Bottom line: The portable PC gaming market is thriving, but that's not really saying much considering there are only a handful of viable options to choose from at retail. That's never stopped the modding community, however, as evident by this recent project from Pitstoptech.

The YouTuber has put together a fully upgradeable handheld gaming PC centered around a mainboard from Framework, the laptop maker known for its staunch support of the right to repair movement. The board in question is the Intel Core i7-1260P, and it is paired with 16 GB of RAM, a 512 GB SSD, a 7-inch FHD (1,920 x 1,080 resolution) touchscreen display, and a 55Wh battery.

Other amenities include a full-featured USB-C port, a 3.5 mm headphone jack, high-speed WiFi and Bluetooth, and front-facing stereo speakers.

Details are a bit light but based on the two-minute YouTube teaser, it looks as if the system was installed in a custom 3D printed chassis. Joy-Con style controllers can slide and lock into place on either side of the handheld, and you can also output video to a larger screen where using a traditional gamepad might prove more comfortable.

Benchmarks and frame rates are not highlighted, but the handful of games shown off in the teaser all appear to run smoothly.

So, should you build your own or go for an off-the-shelf option?
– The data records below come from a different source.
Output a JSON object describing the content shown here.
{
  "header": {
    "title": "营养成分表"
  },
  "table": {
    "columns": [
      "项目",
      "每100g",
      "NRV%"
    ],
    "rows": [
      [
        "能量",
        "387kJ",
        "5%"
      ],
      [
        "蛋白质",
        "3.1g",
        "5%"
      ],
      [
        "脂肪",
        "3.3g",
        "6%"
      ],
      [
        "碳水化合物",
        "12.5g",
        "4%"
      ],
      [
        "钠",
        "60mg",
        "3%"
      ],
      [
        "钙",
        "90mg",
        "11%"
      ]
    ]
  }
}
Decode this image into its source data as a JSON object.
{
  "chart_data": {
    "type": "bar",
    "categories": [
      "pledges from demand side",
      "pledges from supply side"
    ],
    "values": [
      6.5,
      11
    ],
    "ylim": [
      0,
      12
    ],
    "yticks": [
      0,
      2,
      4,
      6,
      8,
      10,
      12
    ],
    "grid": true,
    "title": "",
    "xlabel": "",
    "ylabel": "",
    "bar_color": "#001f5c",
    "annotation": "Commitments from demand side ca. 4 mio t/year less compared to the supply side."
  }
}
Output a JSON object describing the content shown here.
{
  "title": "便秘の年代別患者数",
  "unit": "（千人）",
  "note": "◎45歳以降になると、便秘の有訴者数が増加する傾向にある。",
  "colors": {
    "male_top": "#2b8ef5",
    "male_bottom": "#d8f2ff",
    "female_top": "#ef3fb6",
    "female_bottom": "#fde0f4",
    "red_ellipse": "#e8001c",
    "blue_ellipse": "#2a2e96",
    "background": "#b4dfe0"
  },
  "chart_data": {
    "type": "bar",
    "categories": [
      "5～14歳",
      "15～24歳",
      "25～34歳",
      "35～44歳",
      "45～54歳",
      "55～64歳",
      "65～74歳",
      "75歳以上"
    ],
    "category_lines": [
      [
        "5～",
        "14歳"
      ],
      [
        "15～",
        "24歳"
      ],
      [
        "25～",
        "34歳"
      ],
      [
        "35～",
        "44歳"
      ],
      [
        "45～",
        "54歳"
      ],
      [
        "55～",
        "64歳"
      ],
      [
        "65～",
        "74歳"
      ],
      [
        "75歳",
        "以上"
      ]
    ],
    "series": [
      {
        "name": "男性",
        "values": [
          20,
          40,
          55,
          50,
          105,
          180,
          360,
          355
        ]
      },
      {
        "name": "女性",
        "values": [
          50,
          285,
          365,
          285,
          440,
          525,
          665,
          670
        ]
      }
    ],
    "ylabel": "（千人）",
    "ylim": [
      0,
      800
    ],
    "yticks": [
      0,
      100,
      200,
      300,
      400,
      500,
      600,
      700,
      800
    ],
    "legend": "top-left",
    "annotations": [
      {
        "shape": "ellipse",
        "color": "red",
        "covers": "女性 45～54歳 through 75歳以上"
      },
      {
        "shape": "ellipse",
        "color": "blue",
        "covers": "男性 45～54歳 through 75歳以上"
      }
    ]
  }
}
Right now, the latter might be more attractive based on pricing alone.

The Intel Core i7-1260P board currently retails for $549 on its own, which is in the same ballpark as a top-tier Steam Deck (the Steam Deck is currently on offer with a 20 percent discount, bringing it down to $519.20 for a limited time, but normally goes for $549).

The YouTuber will soon be selling a DIY kit for those interested in building their own handheld, and also mentioned the possibility of upgrading to a Ryzen 7840U mainboard and a 61Wh battery for even more performance.

Between the Steam Deck, Lenovo's Legion Go, the Asus ROG Ally, the Nintendo Switch, and a couple others, the handheld gaming market is stronger than ever.